One brings up that a lot of this consumption is debt fueled. A response is “yes, but clearly those spending more at the top must be taking out more debt to fuel that consumption, because they are spending so much more on consumption.” See how we lost our original assumption, looking at just consumption? We started under the assumption that the rich are saving a lot more in addition to consuming more. Those who make this point say that those at the top of the income distribution should have increased their debt burden, but looking at all inequalities together we know that the debt burden must decline, since the top’s savings inequality is increasing faster than their consumption inequality.
And it does. From the Federal Reserve’s Changes in U.S. Family Finances from 2004 to 2007: Evidence from the Survey of Consumer Finances, two charts:
The first chart is the leverage ratio – debt/assets, by income distribution. From 1998-2007 (as well as 2004-2007) we see the leverage ratios of the top 10% decline, while the leverage ratios of the 20%-90% range of household income range skyrockets. Notice that the average overall doesn’t change much, but the dynamics underneath involves a lot of shifting around, with the biggest percent gains in the 20-60% of the distribution.

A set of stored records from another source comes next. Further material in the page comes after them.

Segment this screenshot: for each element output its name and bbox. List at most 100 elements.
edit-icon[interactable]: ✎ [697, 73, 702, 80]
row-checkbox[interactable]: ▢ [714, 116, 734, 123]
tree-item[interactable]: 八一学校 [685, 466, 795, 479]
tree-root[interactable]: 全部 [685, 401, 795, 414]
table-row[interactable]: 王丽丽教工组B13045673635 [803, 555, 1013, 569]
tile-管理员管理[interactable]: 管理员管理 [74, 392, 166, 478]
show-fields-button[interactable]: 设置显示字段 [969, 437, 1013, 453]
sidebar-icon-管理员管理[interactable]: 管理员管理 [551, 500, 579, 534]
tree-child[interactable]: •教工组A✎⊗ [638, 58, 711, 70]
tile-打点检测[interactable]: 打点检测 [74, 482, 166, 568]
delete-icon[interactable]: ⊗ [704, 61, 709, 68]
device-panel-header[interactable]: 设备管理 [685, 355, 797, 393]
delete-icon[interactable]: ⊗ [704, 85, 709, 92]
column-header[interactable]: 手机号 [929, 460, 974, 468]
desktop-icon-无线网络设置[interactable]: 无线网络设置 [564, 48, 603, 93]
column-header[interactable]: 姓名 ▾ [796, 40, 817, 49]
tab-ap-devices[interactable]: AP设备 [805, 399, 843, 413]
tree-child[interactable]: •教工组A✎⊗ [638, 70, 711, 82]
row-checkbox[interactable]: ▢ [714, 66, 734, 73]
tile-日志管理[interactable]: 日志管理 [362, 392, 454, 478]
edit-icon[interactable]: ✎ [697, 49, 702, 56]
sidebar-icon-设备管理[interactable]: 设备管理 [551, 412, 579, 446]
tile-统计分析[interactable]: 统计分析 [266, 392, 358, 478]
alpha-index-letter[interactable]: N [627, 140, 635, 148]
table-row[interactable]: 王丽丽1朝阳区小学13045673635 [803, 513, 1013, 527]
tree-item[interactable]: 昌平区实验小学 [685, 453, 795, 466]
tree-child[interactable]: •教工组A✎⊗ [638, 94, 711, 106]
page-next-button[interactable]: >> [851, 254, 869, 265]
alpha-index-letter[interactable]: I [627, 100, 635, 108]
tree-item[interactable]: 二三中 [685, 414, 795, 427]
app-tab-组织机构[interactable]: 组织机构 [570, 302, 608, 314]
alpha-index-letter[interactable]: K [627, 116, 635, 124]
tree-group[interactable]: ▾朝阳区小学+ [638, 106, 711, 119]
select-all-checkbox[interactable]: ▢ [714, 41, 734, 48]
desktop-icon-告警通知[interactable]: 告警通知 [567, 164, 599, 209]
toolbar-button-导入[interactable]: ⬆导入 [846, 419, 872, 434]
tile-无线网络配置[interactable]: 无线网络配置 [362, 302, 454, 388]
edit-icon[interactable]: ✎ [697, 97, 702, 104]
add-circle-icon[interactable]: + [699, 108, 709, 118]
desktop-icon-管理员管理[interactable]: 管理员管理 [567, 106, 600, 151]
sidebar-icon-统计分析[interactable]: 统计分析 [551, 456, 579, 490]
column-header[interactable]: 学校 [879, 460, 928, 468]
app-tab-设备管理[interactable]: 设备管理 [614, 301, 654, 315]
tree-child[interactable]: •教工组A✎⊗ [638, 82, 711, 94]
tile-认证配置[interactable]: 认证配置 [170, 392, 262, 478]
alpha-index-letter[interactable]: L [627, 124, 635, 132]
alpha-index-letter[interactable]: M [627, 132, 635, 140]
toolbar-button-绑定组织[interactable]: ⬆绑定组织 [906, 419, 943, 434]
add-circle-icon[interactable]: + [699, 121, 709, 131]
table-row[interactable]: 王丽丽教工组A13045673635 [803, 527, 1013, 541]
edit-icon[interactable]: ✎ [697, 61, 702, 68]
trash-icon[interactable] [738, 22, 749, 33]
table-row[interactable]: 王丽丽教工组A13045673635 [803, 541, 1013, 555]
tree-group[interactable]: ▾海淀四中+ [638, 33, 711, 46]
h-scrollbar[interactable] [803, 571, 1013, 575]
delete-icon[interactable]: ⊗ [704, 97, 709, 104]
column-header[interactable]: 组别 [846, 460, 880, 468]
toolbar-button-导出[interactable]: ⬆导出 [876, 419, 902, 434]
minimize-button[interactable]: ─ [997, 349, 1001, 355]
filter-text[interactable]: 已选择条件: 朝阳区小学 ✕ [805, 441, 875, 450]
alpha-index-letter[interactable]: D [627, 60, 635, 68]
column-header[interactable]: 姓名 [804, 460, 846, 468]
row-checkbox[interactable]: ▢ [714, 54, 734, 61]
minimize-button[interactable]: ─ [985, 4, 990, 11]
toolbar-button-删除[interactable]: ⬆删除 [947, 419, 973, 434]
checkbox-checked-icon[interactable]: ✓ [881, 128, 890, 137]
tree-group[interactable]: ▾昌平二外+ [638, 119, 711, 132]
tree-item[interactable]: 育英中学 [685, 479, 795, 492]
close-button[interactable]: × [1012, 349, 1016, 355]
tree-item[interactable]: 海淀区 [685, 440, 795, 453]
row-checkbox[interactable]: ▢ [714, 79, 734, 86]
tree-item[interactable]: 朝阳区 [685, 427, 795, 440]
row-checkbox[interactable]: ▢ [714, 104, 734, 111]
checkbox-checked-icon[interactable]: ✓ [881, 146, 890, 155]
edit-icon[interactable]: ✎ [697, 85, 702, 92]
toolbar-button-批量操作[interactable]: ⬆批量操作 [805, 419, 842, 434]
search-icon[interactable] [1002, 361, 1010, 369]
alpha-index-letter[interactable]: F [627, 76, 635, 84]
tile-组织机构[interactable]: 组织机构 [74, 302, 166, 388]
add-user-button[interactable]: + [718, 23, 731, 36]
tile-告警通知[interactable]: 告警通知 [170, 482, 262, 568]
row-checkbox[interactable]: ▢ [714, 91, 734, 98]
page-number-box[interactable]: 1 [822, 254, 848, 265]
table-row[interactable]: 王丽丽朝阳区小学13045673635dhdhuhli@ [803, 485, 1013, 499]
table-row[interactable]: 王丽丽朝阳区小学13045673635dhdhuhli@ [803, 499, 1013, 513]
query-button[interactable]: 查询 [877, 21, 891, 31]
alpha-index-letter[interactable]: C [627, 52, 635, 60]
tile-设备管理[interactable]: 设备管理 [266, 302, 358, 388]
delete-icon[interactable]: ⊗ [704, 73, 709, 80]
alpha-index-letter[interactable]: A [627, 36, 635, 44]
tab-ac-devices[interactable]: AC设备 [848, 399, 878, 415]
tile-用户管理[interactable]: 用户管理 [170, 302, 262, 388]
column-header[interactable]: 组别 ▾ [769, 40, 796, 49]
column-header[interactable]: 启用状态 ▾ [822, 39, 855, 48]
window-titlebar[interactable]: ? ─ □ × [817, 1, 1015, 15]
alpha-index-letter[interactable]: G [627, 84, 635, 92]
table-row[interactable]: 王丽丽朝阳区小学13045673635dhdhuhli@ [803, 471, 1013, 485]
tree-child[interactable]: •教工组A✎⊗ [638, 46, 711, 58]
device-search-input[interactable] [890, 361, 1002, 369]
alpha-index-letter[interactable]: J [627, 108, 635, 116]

The second chart (click through to see the whole thing) is the ratio of debt payments to family income. We are interested in the first two boxes, which are the aggregate and median for debtors. Once again, same dynamic. From 1998-2007 (as well as 2004-2007) we see the debt payment ratio of the top 10% decline, while the leverage ratios of the 20%-90% of household income range increases. Mind you, because of the way these numbers get to us, a small increase can translate as a giant increase in bankruptcies and troubles. The second set of boxes are important, because Will says that the Parker/VIssing-Jorgensen says that the debt consumption should impact the top 1% of earners disproportionately; however the median value, so those at 95% of income, also see a similar decline.
So I still think we have a story about the middle-class and working-class debt consumption. While there was a relatively flat consumption inequality trend, there was a massive difference in leverage, where those at the bottom were leveraging up and those in the top 10% deleveraging. As far as the first graph on debt-to-income goes, the debt-to-income of the top 10% are actually slowing down the increasing trend.